If I had been in a group, I might have quit right then. But as a solo-rucker, I didn’t have to be ashamed of my misjudgment of the distance and my own stamina. So the next morning I went again. And then the next day. And the day after that. I stopped worrying about what I couldn’t do and focused on what I could. In a gym, one of the scariest things for a newbie is being embarrassed in front of others. Rucking by yourself removes that concern. You can publicize your ability as little or as much as you want. It doesn’t matter either way. The only person to be bashful in front of is yourself.  For someone starting down the path of regular exercise, the first step is always the hardest. Taking that first step alone was actually liberating for me.

Community of Weirdos

The solo pursuit of rucking glory is great but can get lonesome. You can only regale your uninterested friends so many times about an amazing rucking story or gear set-up before they start dodging your phone calls and DMs. In a niche community like rucking or CrossFit, we like to tell everyone we know about the benefits of what we do. 

Eventually, you may start to desire a community of people to ruck with and learn from. The external challenge and camaraderie that come from being a part of a rucking group make you feel a little less like an outcast in your own life. The power of community is amazing and you will begin to feel like you are a part of something that could be life-changing. Amongst your peers, you can share your successes and failures in rucking and be lovingly teased for both. The only egregious sin for the rucking community is quitting on yourself, but even it can be forgiven with the proper penance of getting back after it.  

So Many Activities

Eventually, your group of rucking cohorts will talk you into some form of an event. These events can vary from benign and simple group rucks, or they can be as extreme as 48-hour events in sand and surf that will test your ability to prove your own mettle amongst a group of other amazing people while being berated and mentally toyed with from true-life badasses. In other words, “fun.”

As a participant in an event you will gain the lessons of giving back to others, leadership, and how to overcome your own self-doubt when things get difficult. As a solo-rucker, you tend to focus on your stats of total miles rucked, pace, and weight carried. The improvements, no matter how small, are what bring you joy. As a member of a rucking group, you will learn to focus as much on building up others as much as your own self. Seeing the strength in others and encouraging it becomes your purpose. As a participant in an event, you will learn to focus on something bigger than yourself or your team. You will see purpose in sweating it out on a beach or crawling through the muck by building resilience and self-assuredness that translates quite beautifully to life without a ruck on.

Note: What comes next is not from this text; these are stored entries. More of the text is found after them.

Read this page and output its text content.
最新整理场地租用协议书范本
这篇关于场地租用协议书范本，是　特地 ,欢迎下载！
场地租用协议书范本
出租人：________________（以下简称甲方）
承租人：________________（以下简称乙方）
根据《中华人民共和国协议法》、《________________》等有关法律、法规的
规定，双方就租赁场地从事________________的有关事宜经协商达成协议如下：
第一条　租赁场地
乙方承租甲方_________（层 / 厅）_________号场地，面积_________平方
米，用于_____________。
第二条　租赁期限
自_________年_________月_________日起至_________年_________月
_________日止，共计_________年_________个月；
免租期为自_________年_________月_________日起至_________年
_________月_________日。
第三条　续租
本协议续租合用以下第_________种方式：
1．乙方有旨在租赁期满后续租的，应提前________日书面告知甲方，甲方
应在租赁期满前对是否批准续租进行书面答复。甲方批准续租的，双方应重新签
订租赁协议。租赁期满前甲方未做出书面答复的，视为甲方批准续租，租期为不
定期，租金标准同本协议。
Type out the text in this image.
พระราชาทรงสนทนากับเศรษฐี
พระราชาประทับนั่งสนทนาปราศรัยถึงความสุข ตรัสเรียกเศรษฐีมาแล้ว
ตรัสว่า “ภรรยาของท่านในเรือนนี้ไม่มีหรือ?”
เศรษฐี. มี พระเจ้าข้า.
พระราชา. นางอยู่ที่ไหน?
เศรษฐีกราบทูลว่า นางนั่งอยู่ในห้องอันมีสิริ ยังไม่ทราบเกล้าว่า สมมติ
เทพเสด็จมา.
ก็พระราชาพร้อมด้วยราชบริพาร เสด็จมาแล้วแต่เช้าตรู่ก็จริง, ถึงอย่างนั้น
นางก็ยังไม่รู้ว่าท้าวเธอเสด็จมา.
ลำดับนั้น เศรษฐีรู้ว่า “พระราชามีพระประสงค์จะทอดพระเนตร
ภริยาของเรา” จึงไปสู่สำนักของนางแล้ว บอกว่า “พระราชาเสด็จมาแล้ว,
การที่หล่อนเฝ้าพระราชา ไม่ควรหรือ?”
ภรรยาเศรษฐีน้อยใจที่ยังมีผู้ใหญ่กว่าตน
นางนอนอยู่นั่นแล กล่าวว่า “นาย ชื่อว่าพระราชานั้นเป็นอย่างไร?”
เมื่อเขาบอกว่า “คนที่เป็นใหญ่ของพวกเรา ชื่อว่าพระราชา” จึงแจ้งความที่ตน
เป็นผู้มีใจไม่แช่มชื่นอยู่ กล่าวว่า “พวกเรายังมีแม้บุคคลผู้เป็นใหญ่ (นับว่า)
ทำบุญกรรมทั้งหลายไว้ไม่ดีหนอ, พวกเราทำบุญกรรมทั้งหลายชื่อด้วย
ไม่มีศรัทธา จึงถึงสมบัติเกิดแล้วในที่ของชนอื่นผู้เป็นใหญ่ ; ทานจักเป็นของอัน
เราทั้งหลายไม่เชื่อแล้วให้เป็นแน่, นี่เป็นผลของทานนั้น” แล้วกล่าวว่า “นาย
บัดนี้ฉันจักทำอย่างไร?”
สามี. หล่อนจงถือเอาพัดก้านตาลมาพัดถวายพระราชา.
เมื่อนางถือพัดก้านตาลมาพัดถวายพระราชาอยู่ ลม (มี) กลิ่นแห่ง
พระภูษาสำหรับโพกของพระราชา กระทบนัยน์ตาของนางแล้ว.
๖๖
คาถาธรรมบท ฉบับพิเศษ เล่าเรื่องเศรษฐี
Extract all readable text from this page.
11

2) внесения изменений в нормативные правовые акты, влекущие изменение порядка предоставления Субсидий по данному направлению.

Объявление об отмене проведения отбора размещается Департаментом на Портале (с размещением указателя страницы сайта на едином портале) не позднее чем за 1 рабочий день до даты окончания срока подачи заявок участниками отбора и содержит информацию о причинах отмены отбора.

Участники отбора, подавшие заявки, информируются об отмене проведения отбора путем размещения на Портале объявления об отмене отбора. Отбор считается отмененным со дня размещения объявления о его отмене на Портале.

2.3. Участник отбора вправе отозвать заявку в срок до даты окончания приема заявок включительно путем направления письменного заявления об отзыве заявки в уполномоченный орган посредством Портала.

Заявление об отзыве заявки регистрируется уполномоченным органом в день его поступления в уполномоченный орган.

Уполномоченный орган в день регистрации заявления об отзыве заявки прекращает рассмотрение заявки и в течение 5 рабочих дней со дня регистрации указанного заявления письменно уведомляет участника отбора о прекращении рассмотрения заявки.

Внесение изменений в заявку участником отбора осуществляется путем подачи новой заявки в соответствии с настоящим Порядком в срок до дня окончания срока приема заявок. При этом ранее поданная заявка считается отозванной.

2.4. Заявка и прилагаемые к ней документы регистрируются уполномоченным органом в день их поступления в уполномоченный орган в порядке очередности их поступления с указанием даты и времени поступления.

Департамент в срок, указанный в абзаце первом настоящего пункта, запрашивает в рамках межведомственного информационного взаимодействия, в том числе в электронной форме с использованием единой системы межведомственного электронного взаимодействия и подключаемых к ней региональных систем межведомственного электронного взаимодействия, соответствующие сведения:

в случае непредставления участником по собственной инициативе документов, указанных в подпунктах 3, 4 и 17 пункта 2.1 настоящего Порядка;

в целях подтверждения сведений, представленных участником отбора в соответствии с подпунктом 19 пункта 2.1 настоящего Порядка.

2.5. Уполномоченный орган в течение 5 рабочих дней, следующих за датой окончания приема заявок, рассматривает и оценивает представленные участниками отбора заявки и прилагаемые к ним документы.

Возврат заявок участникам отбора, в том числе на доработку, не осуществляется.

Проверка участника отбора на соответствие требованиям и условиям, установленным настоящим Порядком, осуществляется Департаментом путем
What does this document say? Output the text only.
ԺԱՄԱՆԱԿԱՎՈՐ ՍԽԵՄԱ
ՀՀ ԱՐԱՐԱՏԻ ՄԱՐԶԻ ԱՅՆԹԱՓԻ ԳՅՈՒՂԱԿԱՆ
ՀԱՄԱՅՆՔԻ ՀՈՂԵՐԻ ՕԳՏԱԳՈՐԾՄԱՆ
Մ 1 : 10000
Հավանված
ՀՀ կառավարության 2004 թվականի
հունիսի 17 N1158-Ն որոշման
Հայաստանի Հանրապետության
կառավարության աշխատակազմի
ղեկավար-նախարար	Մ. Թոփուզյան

Rucking for fun is a possibility. You will have laughs, overcome tough obstacles, and enjoy the feel of your ruck’s straps digging into your shoulders from the steel plates you carry for “fun”. You will learn to wrap your paver stones in multiple layers of duct tape to protect your bag from sharp edges, and then question what you will say if stopped by the police carrying literal bricks wrapped in tape and generally weighing around one kilo per piece. You will meet people who inspire you through their work ethic. You will alienate some friends on Facebook due to your posts about rucking. More important than fun, however, are the gains you will make for yourself physically, mentally, and spiritually, all from a backpack with some weight and shared endured misery for the greater good of self-improvement.

Toasting to friends with a post-ruck beer while experiencing the pillowy luxuriousness of open-toed flip flops, post-12-mile ruck, is pretty fun too, though.